I am planning a post cruise day in Vancouver at the end of June.  

Looking for suggestions for hotel and what to do for that one day.  We would be a mixed group of adults and elementary age children.


----------



## geekette (Oct 16, 2013)

mdurette said:


> I am planning a post cruise day in Vancouver at the end of June.
> 
> Looking for suggestions for hotel and what to do for that one day.  We would be a mixed group of adults and elementary age children.
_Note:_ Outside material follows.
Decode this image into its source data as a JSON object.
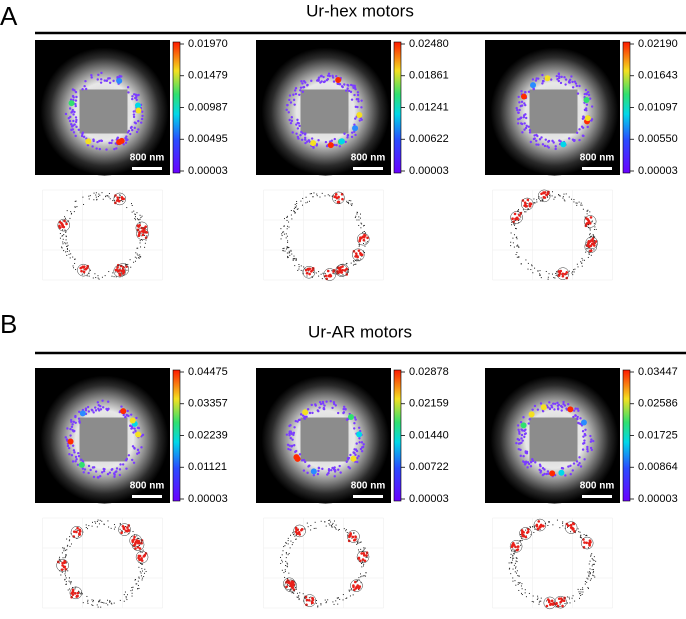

hop on hop off tour bus - we saw a ton and could leisurely explore the stops we wanted to and keep on riding past the ones of no interest.


----------



## gomo2010 (Oct 31, 2013)

Vancouver is a hive of activity in the summer.  If the weather is nice, the hop on hop bus that some suggested would be great.  Make sure you take in Stanley Park with kids.  If it's raining try the Planetarium.  Not sure the dates but there is usually a children's festival around that time.  Have fun!


----------



## Bill4728 (Nov 3, 2013)

Consider Granville Island 
Big farmers market  nice views of the water and city. water taxi to the science center ect


----------



## Janette (Nov 4, 2013)

Pink bus will take you everywhere. Get off several times and walk even Granville island boat is included.


----------